Consequences of updating the local bottom of BTC
The fall of Bitcoin below $17k provoked a series of events that could aggravate the current state of affairs. JPMorgan bank experts have repeatedly stated that following the results of the current bear market, the main cryptocurrency will not stop at $15k.
Analysts concluded that after the asset's quotes fell below $17k, Bitcoin became much closer to reaching the cost price level. If BTC tests or falls below the $11k–$13k area, the market may wait for a series of margin calls.
Despite the absence of resonant news and events, investors are starting to withdraw Bitcoin from centralized platforms. Glassnode records record BTC outflows from crypto exchanges. Over the past week, the volume of funds withdrawn reached 157,000 BTC.
There is also a record capitulation of miners over the past five years against the backdrop of updating the local bottom with Bitcoin. According to on-chain data, mining companies sold about 7,760 BTC last week. The growing volumes of BTC coins sold indicate a significant deterioration in the state of affairs of miners.
Another worrying news was the possible bankruptcy of cryptocurrency lender BlockFi. Shortly before the news broke, the platform blocked the withdrawal of funds due to the bankruptcy of FTX. It is likely that BlockFi will be the first company to be hit by the FTX drop.
Is it not so bad in the medium term?
As for the longer run, there are positive signals that will help the market recover. Fed Vice Chairman Lael Brainard said that the latest inflation data will allow the regulator to slow down the key rate increase.
In addition, Santiment and Glassnode record the activation of long-term investors who are buying back the current market bottom. There is a significant increase in the number of addresses with balances from 0.1 to 100 BTC. Wallets with a balance of 100 to 1,000 BTC are also actively using the discount window on the crypto market.
BTC/USD technical analysis
Bitcoin continues to consolidate in a narrow range of $15.7k–$17.2k. The main support area of the cryptocurrency was the level of $16.7k. As long as the asset holds this milestone, buyers have a chance to gain a foothold above the key resistance zone at $17.2k.
As expected, trading volumes dropped significantly after updating the local bottom. It is worth adding that the outflow of users also provoked the collapse of FTX, and the reputation of centralized platforms was seriously shaken. Despite all these factors, buyers are trying to recover above $17k.

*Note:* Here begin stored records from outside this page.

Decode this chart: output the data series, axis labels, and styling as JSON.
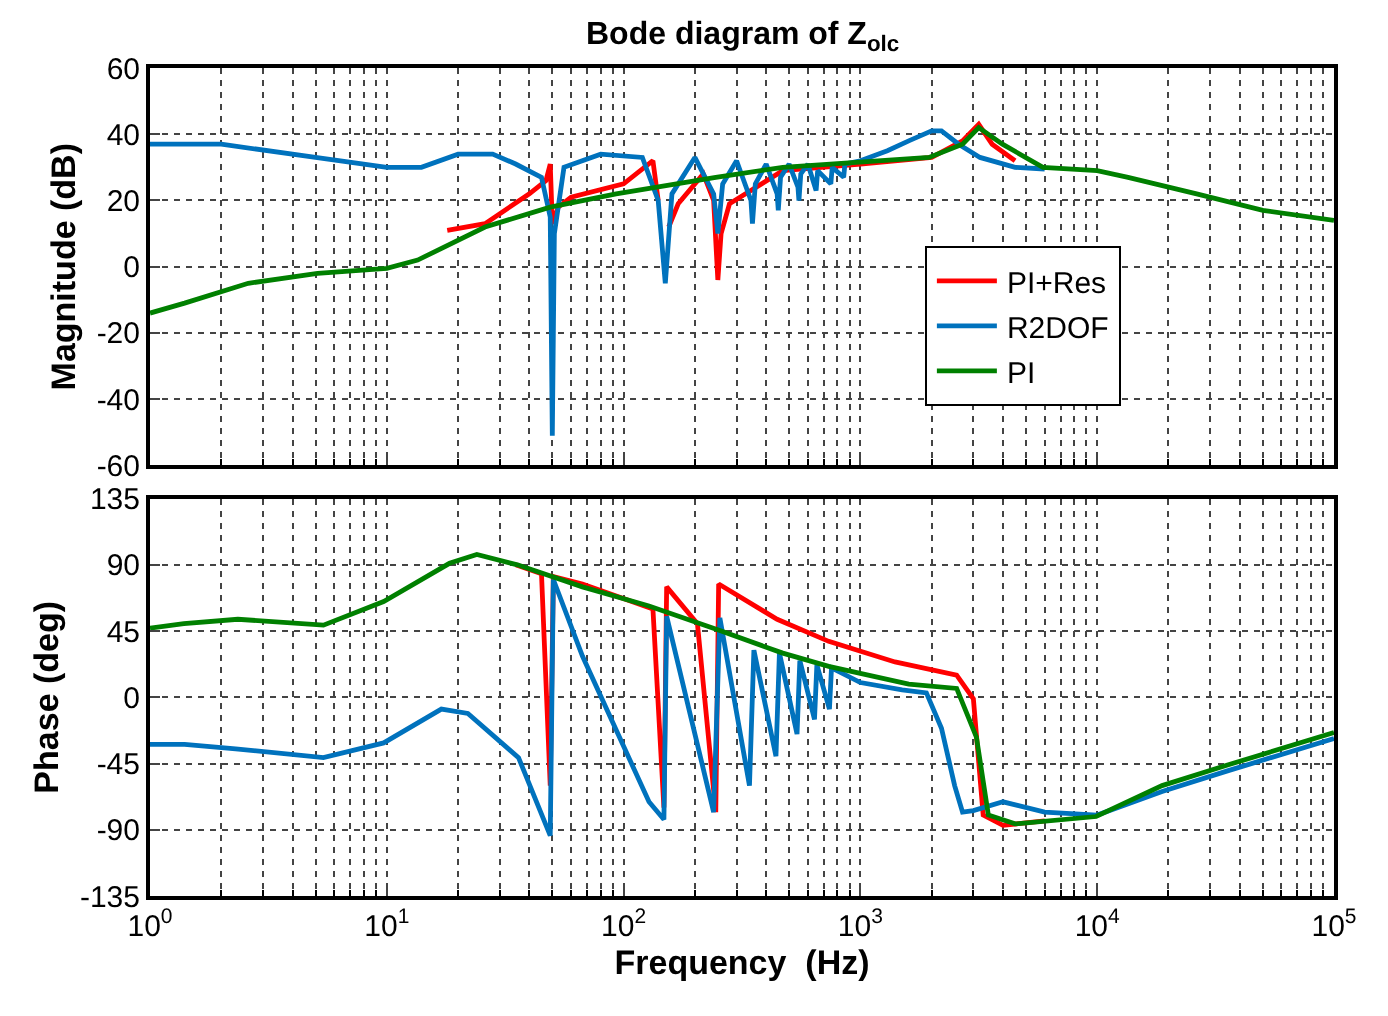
{
  "chart_data": [
    {
      "type": "line",
      "title": "Bode diagram of Z$_{olc}$",
      "ylabel": "Magnitude (dB)",
      "log": "x",
      "grid": true,
      "legend": "right",
      "tick_labels": "y",
      "line_style": "solid",
      "marker": "none",
      "xlim": [
        1,
        100000
      ],
      "xticks": [
        {
          "value": 1,
          "label": "10$^{0}$"
        },
        {
          "value": 10,
          "label": "10$^{1}$"
        },
        {
          "value": 100,
          "label": "10$^{2}$"
        },
        {
          "value": 1000,
          "label": "10$^{3}$"
        },
        {
          "value": 10000,
          "label": "10$^{4}$"
        },
        {
          "value": 100000,
          "label": "10$^{5}$"
        }
      ],
      "ylim": [
        -60,
        60
      ],
      "yticks": [
        -60,
        -40,
        -20,
        0,
        20,
        40,
        60
      ],
      "series": [
        {
          "name": "PI+Res",
          "color": "#ff0000",
          "x": [
            18,
            26,
            40,
            47,
            49,
            50,
            53,
            60,
            100,
            133,
            140,
            150,
            155,
            170,
            217,
            240,
            250,
            258,
            280,
            470,
            1000,
            2000,
            2700,
            3160,
            3600,
            4500
          ],
          "values": [
            11,
            13,
            22,
            26,
            31,
            13,
            18,
            21,
            25,
            32,
            20,
            null,
            12,
            19,
            28,
            20,
            -4,
            10,
            19,
            29,
            31,
            33,
            38,
            43,
            37,
            32
          ]
        },
        {
          "name": "R2DOF",
          "color": "#0072bd",
          "x": [
            1,
            2,
            5,
            10,
            14,
            20,
            28,
            35,
            45,
            49,
            50,
            51,
            56,
            80,
            120,
            140,
            150,
            160,
            200,
            240,
            250,
            262,
            300,
            345,
            350,
            360,
            400,
            445,
            450,
            460,
            500,
            545,
            550,
            560,
            600,
            650,
            660,
            750,
            760,
            850,
            860,
            1000,
            1300,
            1600,
            2000,
            2200,
            2600,
            3200,
            4500,
            6000
          ],
          "values": [
            37,
            37,
            33,
            30,
            30,
            34,
            34,
            31,
            27,
            15,
            -51,
            10,
            30,
            34,
            33,
            20,
            -5,
            22,
            33,
            22,
            10,
            25,
            32,
            20,
            13,
            25,
            31,
            22,
            17,
            27,
            31,
            24,
            20,
            28,
            31,
            23,
            29,
            25,
            30,
            27,
            31,
            32,
            35,
            38,
            41,
            41,
            37,
            33,
            30,
            29.5
          ]
        },
        {
          "name": "PI",
          "color": "#008000",
          "x": [
            1,
            1.4,
            2.6,
            5.1,
            10,
            13.5,
            26,
            49,
            93,
            245,
            470,
            1950,
            2700,
            3160,
            3980,
            5900,
            10000,
            13500,
            26300,
            50100,
            100000
          ],
          "values": [
            -14,
            -11,
            -5,
            -2,
            -0.5,
            2,
            12,
            18,
            22,
            27,
            30,
            33,
            37,
            42,
            37,
            30,
            29,
            27,
            22,
            17,
            14
          ]
        }
      ]
    },
    {
      "type": "line",
      "ylabel": "Phase (deg)",
      "xlabel": "Frequency  (Hz)",
      "log": "x",
      "grid": true,
      "line_style": "solid",
      "marker": "none",
      "xlim": [
        1,
        100000
      ],
      "xticks": [
        {
          "value": 1,
          "label": "10$^{0}$"
        },
        {
          "value": 10,
          "label": "10$^{1}$"
        },
        {
          "value": 100,
          "label": "10$^{2}$"
        },
        {
          "value": 1000,
          "label": "10$^{3}$"
        },
        {
          "value": 10000,
          "label": "10$^{4}$"
        },
        {
          "value": 100000,
          "label": "10$^{5}$"
        }
      ],
      "ylim": [
        -135,
        135
      ],
      "yticks": [
        -135,
        -90,
        -45,
        0,
        45,
        90,
        135
      ],
      "series": [
        {
          "color": "#ff0000",
          "x": [
            35,
            45,
            49,
            50.5,
            67,
            133,
            148,
            152,
            205,
            245,
            252,
            445,
            735,
            1400,
            2550,
            3000,
            3300,
            4000,
            6000
          ],
          "values": [
            90,
            84,
            -60,
            82,
            77,
            60,
            -75,
            75,
            50,
            -78,
            77,
            53,
            38,
            24,
            15,
            -1,
            -80,
            -87,
            -84
          ]
        },
        {
          "color": "#0072bd",
          "x": [
            1,
            1.4,
            2.3,
            5.4,
            9.7,
            17,
            22,
            36,
            49,
            50.5,
            67,
            128,
            148,
            152,
            240,
            255,
            340,
            355,
            440,
            455,
            540,
            555,
            640,
            655,
            740,
            755,
            1000,
            1500,
            1900,
            2200,
            2500,
            2700,
            3000,
            4000,
            6000,
            10000,
            18800,
            35500,
            100000
          ],
          "values": [
            -32,
            -32,
            -35,
            -41,
            -31,
            -8,
            -11,
            -41,
            -94,
            80,
            28,
            -71,
            -83,
            55,
            -78,
            54,
            -60,
            32,
            -40,
            30,
            -25,
            25,
            -15,
            22,
            -8,
            20,
            10,
            5,
            3,
            -21,
            -60,
            -78,
            -77,
            -71,
            -78,
            -80,
            -64,
            -50,
            -28
          ]
        },
        {
          "color": "#008000",
          "x": [
            1,
            1.39,
            2.35,
            5.4,
            9.7,
            18.4,
            24,
            35.6,
            67,
            128,
            248,
            470,
            735,
            1600,
            2550,
            3090,
            3470,
            4500,
            9900,
            18800,
            35500,
            100000
          ],
          "values": [
            47,
            50,
            53,
            49,
            65,
            91,
            97,
            90,
            75,
            62,
            46,
            30,
            21,
            9,
            6,
            -27,
            -80,
            -86,
            -81,
            -60,
            -46,
            -24
          ]
        }
      ]
    }
  ]
}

The technical metrics of the asset do not show signals for a serious change in the situation in the next few days . RSI and stochastic are moving flat near the lower border of the bullish zone. At the same time, MACD turned sideways, which may be the first signal to end the dominance of sellers.
At the same time, it is not worth counting on a serious recovery movement since the cryptocurrency has completely broken the correlation with stock indices. The stock market has shown good growth over the past two weeks, while the crypto market has updated the local bottom.
Results
In the near future, we should expect a lull in the crypto market and a decrease in trading activity. The main catalysts for significant changes will be fundamental news about the collapse of another crypto company or mining company.
Given JPMorgan's forecast for BTC falling to $13k and this indicator corresponding to an 85% drop from the absolute high, there is a possibility of a further decline in BTC/USD. At the same time, this is most likely to happen before mid-December since, subsequently, the market is waiting for a positively saturated period.